We do not think that this will at all do. Who can say whether, deprived of the information to which he was entitled, the defendant in his lame and halting efforts to extricate himself from the- situation in which the refusal to name the informer had placed him, did not greatly prejudice his defense by offering testimony which the jury may have thought was adduced to set up a straw man simply to knock him down. When, as here, a right, clear and unquestioned in principle and established by authority, is denied a defendant on trial for his liberty, it does not lie in the mouth of the government to say that, though the court erred by depriving the defendant of the information he sought and to which he was entitled, and thus visited a wrong upon him, the conviction should nevertheless stand because the amount and extent of the prejudice is not precisely shown. Appellate courts sit to right, not to condone such wrongs. Kotteakos v.

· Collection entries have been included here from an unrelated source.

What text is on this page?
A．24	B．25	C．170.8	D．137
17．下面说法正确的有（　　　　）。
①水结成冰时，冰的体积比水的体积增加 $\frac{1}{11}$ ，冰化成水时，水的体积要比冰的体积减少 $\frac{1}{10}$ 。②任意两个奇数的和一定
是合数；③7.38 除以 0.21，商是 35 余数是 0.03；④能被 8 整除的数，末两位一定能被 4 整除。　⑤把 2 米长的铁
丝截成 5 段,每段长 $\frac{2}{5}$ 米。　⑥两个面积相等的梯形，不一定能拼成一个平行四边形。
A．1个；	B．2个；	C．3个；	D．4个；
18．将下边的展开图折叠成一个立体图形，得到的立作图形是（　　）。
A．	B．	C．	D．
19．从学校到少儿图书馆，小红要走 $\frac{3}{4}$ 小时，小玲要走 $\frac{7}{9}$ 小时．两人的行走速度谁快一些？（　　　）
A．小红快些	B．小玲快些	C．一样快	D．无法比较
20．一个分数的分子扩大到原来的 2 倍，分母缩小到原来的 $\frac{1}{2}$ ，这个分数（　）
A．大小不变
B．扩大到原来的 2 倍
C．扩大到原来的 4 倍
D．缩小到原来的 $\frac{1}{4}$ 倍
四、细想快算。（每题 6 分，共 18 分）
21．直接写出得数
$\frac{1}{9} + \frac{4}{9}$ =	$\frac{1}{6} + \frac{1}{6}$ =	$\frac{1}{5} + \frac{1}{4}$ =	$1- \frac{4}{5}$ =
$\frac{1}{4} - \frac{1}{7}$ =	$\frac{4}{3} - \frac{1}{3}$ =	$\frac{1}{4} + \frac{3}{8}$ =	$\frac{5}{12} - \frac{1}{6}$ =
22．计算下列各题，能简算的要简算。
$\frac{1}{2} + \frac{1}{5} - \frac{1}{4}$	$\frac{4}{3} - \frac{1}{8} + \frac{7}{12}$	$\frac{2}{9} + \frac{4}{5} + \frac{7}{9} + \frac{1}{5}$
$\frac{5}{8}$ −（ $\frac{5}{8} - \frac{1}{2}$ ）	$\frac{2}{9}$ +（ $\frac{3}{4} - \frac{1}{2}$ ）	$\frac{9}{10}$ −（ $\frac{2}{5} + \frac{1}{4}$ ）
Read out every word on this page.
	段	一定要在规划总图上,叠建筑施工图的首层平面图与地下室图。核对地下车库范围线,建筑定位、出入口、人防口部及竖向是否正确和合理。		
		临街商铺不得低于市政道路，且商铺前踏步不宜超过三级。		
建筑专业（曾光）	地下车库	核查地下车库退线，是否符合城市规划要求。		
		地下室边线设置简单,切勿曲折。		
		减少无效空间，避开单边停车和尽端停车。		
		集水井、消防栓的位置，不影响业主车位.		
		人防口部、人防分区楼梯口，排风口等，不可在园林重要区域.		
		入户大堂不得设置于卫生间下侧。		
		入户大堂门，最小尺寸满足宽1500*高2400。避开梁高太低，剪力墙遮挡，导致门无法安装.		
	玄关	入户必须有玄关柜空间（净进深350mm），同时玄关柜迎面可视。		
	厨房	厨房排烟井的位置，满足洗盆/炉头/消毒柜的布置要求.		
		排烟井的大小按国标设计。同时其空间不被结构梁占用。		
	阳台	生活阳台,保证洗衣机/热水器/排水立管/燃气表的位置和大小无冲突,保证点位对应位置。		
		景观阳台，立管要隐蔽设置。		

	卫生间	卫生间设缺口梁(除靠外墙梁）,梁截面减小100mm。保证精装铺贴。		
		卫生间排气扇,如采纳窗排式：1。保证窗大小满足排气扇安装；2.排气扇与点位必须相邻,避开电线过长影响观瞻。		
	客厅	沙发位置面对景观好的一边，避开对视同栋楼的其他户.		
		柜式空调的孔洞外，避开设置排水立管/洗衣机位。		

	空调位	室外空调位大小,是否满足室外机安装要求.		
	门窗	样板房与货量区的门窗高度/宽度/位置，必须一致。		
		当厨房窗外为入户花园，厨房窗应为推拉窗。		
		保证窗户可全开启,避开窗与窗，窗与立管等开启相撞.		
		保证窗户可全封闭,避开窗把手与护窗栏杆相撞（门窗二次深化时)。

United States, 328 U.S. 750, 66 S.Ct. 1239, 90 L.Ed. 1557.

The judgment is reversed and the causé is remanded for further and not inconsistent proceedings.

. Briefly summarized, the testimony as to the February 18th date was that an unnamed informer was first searched to discover what, if anything he liad on or about him resembling any form of narcotics, and that nothing of that kind was found; that he was furnished with $25 and carried to a place where he was sent to meet the defendant, at about 3:15 p. m.; that the informer and the defendant were observed talking and walking together; that the informer entered a small bar and at that time the witness lost sight of the defendant but kept the informer in view; that at that time the informer had made no contact with any person, that he stayed in the bar for about five minutes and then walked out of the bar and the witness followed him and watched him rejoin the defendant and that the witness saw the defendant move his hand and the informer take his right hand and reach down, and he saw a flash of something white when their hands met; that the two then separated, and the witness followed the informer to a point where the informer handed him a small pack of a white powder in two envelopes.

As to the Feb. 20th date, while there was some difference in detail, the testimony in substance was the same. The witness Cox’s testimony while corroborating that of the other witnesses as to the search of the informer and seeing the informer meet the defendant, did not corroborate the passing, he testified that he observed nothing except that they were together.

“Q: You saw no passing? A: No, I did not.”